To address this question, we have investigated the effects of repetitive administration (two consecutive injections) of IL-17 into a murine air pouch as surrogate model of a pre-inflamed tissue. As expected, injection of a single dose of IL-17 into the air pouch caused a transitory influx of neutrophils that peaked at 24 hours and declined at 48 hours. Conversely, double administration of IL-17 at 0 and at 24hr caused a significant increase (almost 2-fold) in the number of infiltrated cells with inflammatory monocytes as the second main population emigrating to the pouch. This unique cellular response was matched by an equally unique biochemical profile as the comparative analysis of the inflammatory fluids obtained with a single or double injection of IL-17 showed a specific increase in IL-16 and TREM-1 levels in the latter compared to the former. All these effects were specific, as a double injection of IL-1β caused neither an increase in the recruitment of inflammatory cell recruitment to the pouch nor a shift in inflammatory cell types or a selective accumulation of IL-16 and TREM-1.

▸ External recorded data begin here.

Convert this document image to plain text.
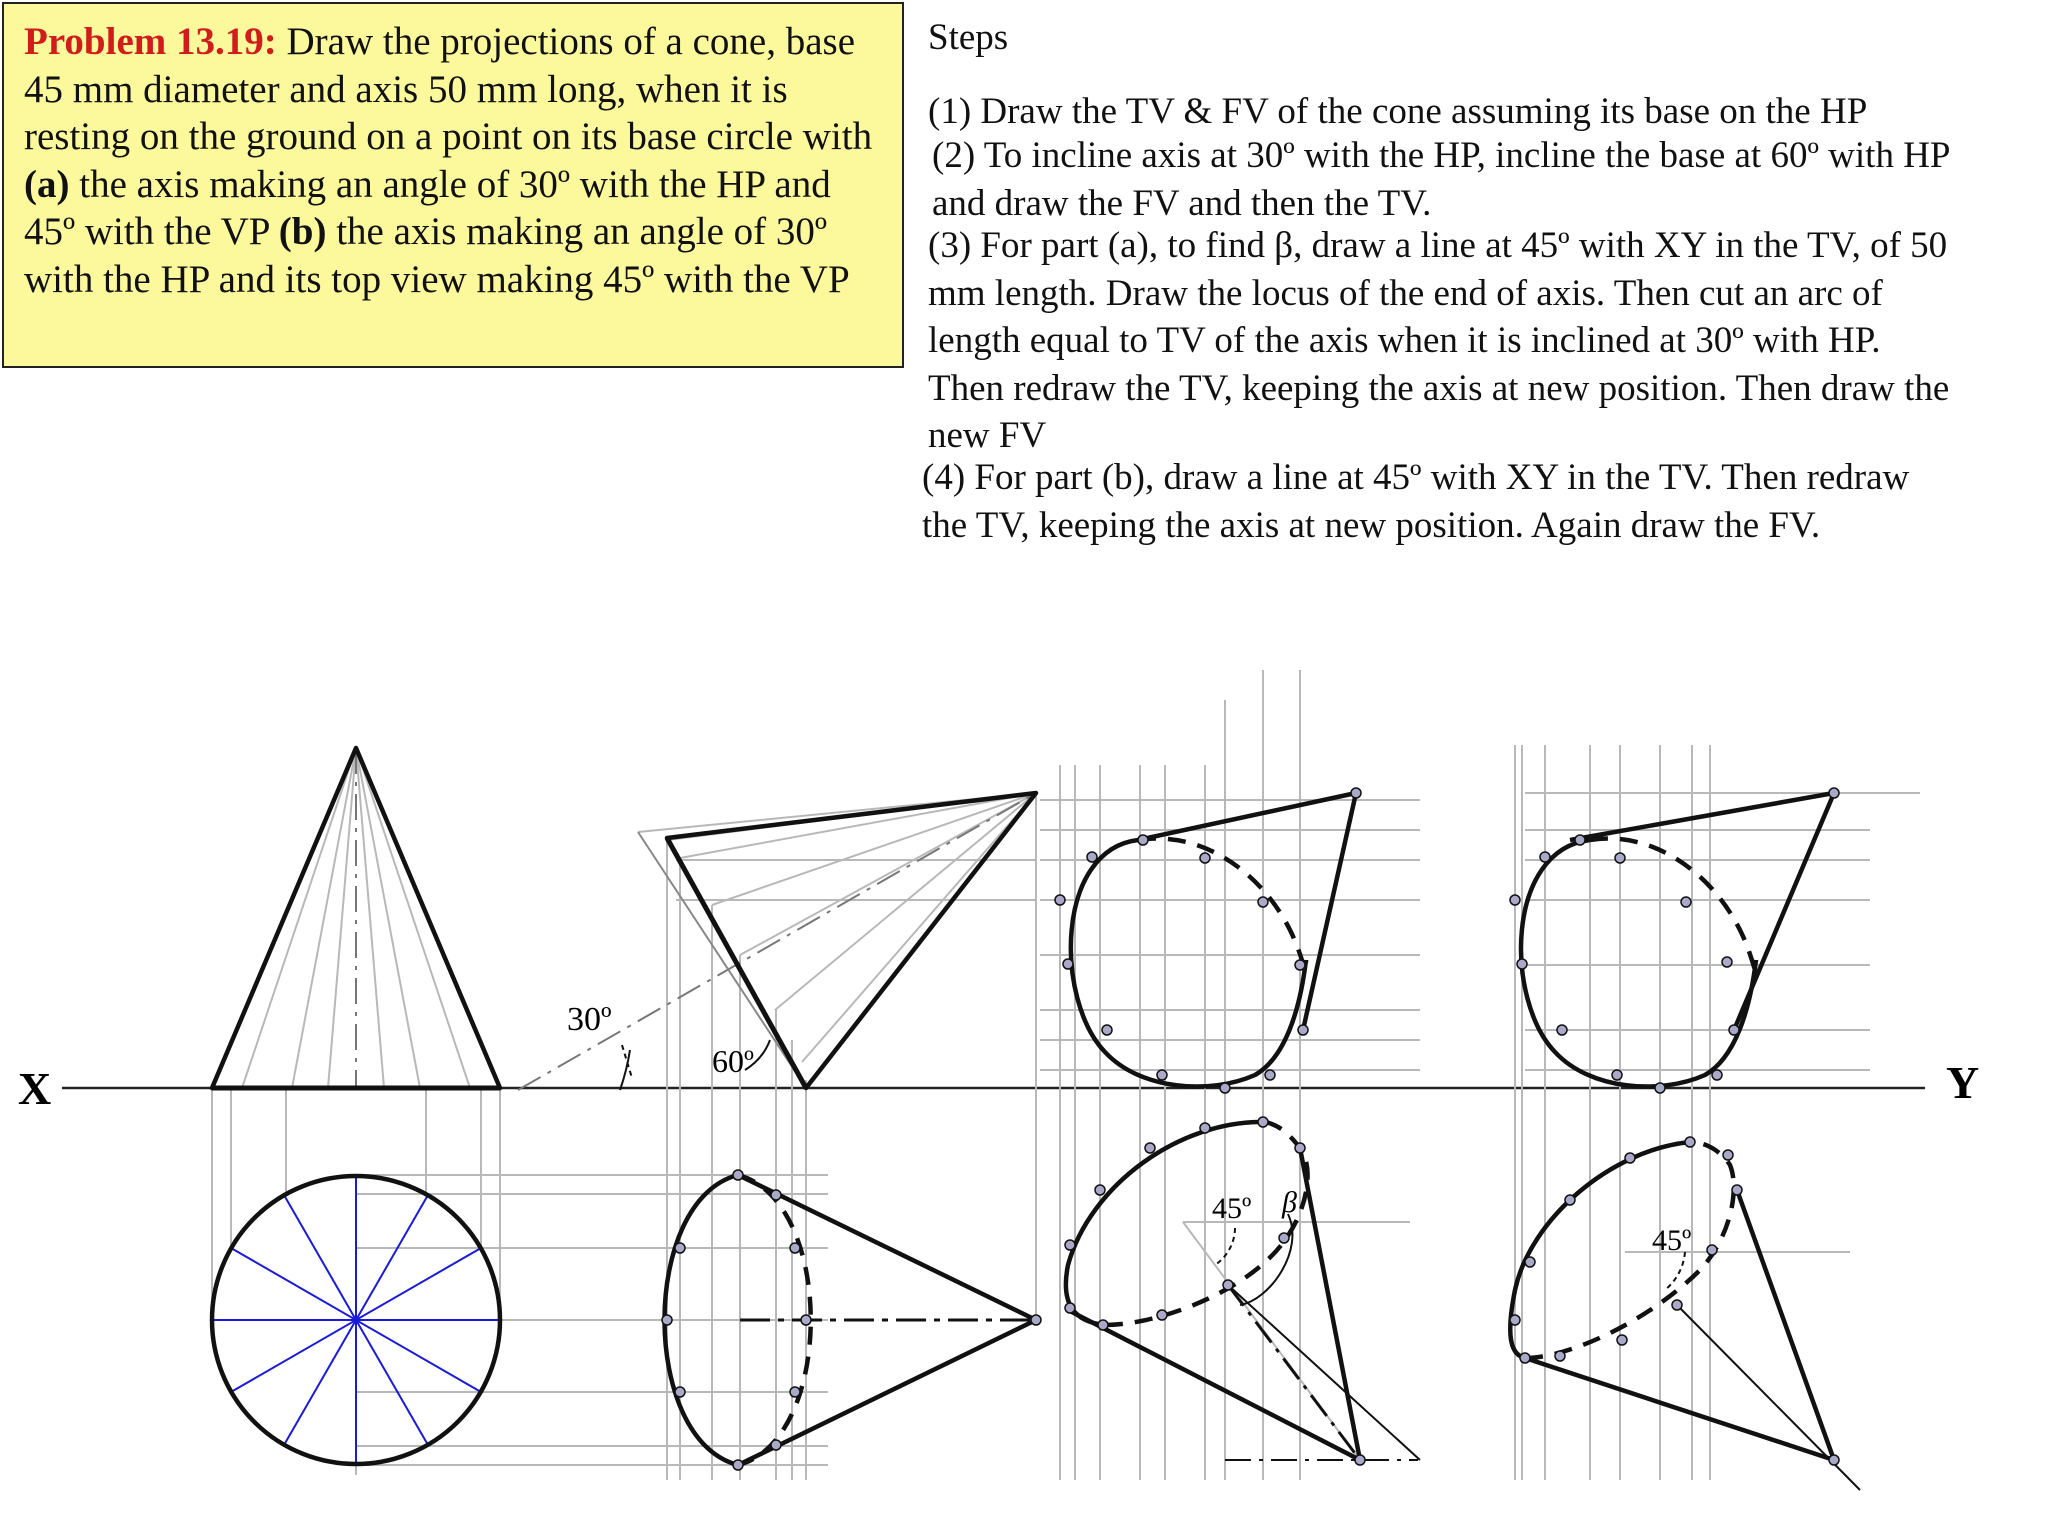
Problem 13.19: Draw the projections of a cone, base 45 mm diameter and axis 50 mm long, when it is resting on the ground on a point on its base circle with (a) the axis making an angle of 30º with the HP and 45º with the VP (b) the axis making an angle of 30º with the HP and its top view making 45º with the VP
Steps
(1) Draw the TV & FV of the cone assuming its base on the HP
(2) To incline axis at 30º with the HP, incline the base at 60º with HP
and draw the FV and then the TV.
(3) For part (a), to find β, draw a line at 45º with XY in the TV, of 50
mm length. Draw the locus of the end of axis. Then cut an arc of
length equal to TV of the axis when it is inclined at 30º with HP.
Then redraw the TV, keeping the axis at new position. Then draw the
new FV
(4) For part (b), draw a line at 45º with XY in the TV. Then redraw
the TV, keeping the axis at new position. Again draw the FV.
X	Y
30º
60º
45º β
45º
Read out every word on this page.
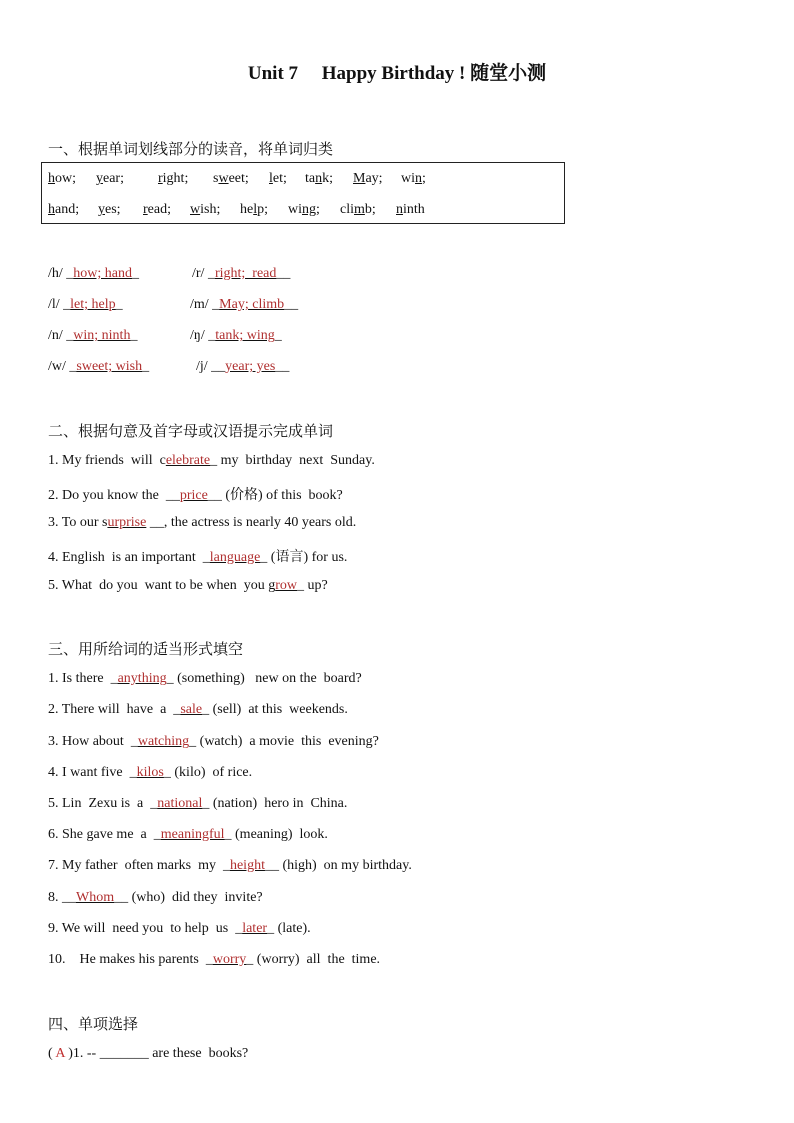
Unit 7     Happy Birthday ! 随堂小测
一、根据单词划线部分的读音，将单词归类
how; year; right; sweet; let; tank; May; win;
hand; yes; read; wish; help; wing; climb; ninth
/h/ _how; hand_	/r/ _right;  read__
/l/ _let; help_	/m/ _May; climb__
/n/ _win; ninth_	/ŋ/ _tank; wing_
/w/ _sweet; wish_	/j/ __year; yes__
二、根据句意及首字母或汉语提示完成单词
1. My friends  will  celebrate_ my  birthday  next  Sunday.
2. Do you know the  __price__ (价格) of this  book?
3. To our surprise __, the actress is nearly 40 years old.
4. English  is an important  _language_ (语言) for us.
5. What  do you  want to be when  you grow_ up?
三、用所给词的适当形式填空
1. Is there  _anything_ (something)   new on the  board?
2. There will  have  a  _sale_ (sell)  at this  weekends.
3. How about  _watching_ (watch)  a movie  this  evening?
4. I want five  _kilos_ (kilo)  of rice.
5. Lin  Zexu is  a  _national_ (nation)  hero in  China.
6. She gave me  a  _meaningful_ (meaning)  look.
7. My father  often marks  my  _height__ (high)  on my birthday.
8. __Whom__ (who)  did they  invite?
9. We will  need you  to help  us  _later_ (late).
10.    He makes his parents  _worry_ (worry)  all  the  time.
四、单项选择
( A )1. -- _______ are these  books?
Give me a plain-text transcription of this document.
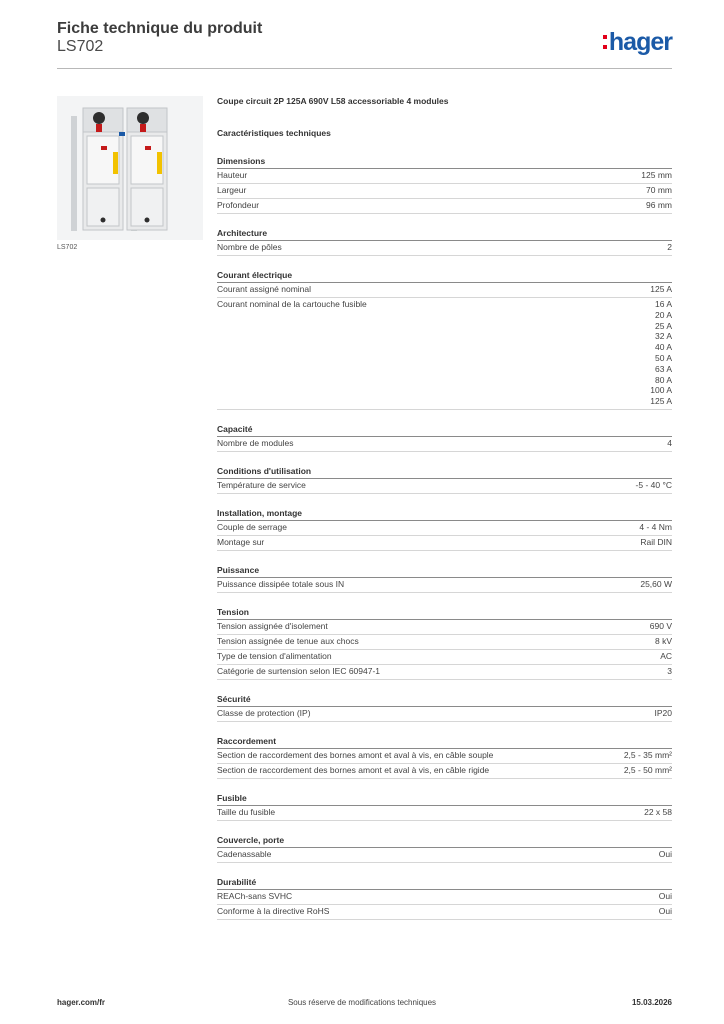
Fiche technique du produit
LS702	hager
LS702
Coupe circuit 2P 125A 690V L58 accessoriable 4 modules
Caractéristiques techniques
Dimensions
Hauteur	125 mm
Largeur	70 mm
Profondeur	96 mm
Architecture
Nombre de pôles	2
Courant électrique
Courant assigné nominal	125 A
Courant nominal de la cartouche fusible	16 A
20 A
25 A
32 A
40 A
50 A
63 A
80 A
100 A
125 A
Capacité
Nombre de modules	4
Conditions d'utilisation
Température de service	-5 - 40 °C
Installation, montage
Couple de serrage	4 - 4 Nm
Montage sur	Rail DIN
Puissance
Puissance dissipée totale sous IN	25,60 W
Tension
Tension assignée d'isolement	690 V
Tension assignée de tenue aux chocs	8 kV
Type de tension d'alimentation	AC
Catégorie de surtension selon IEC 60947-1	3
Sécurité
Classe de protection (IP)	IP20
Raccordement
Section de raccordement des bornes amont et aval à vis, en câble souple	2,5 - 35 mm²
Section de raccordement des bornes amont et aval à vis, en câble rigide	2,5 - 50 mm²
Fusible
Taille du fusible	22 x 58
Couvercle, porte
Cadenassable	Oui
Durabilité
REACh-sans SVHC	Oui
Conforme à la directive RoHS	Oui
hager.com/fr	Sous réserve de modifications techniques	15.03.2026
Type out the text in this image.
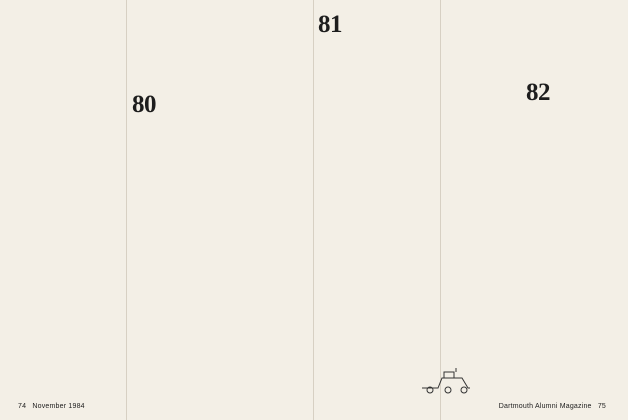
80

81

82

74 November 1984	Dartmouth Alumni Magazine 75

Collectively these results widen our knowledge on the inflammatory properties of IL-17 and contribute to a better understanding of the cellular and molecular mechanisms by which this cytokine contributes to the development of chronic inflammatory autoimmune diseases.
Francesco Maione graduated in Pharmacy in 2005 from the University of Naples Federico II. During his PhD in Pharmacology (2005 to 2008) he studied the role of N-formyl-peptides (FMLF and FTM) in different models of pain and inflammation. Dr. Maione directed his efforts on this research path even further after beginning his post-doctoral training in the laboratory of Prof. Mauro Perretti and Prof. Fulvio Dʼacquisto, at William Harvey Research Institute - Queen Mary University of London (2008-2010). During this time, he expanded his knowledge on inflammation by focusing on immune-mediated inflammatory diseases and investigated the role of Annexin-1 (ANX-1) and interleukin-17A (IL-17A) in different model of inflammation. Since 2010, he joined Prof. Nicola Mascoloʼs lab where he re-activated his long-term interest in natural compound biology, starting an unexplored path in the role of natural molecules in the inflammatory response and cardiovascular system.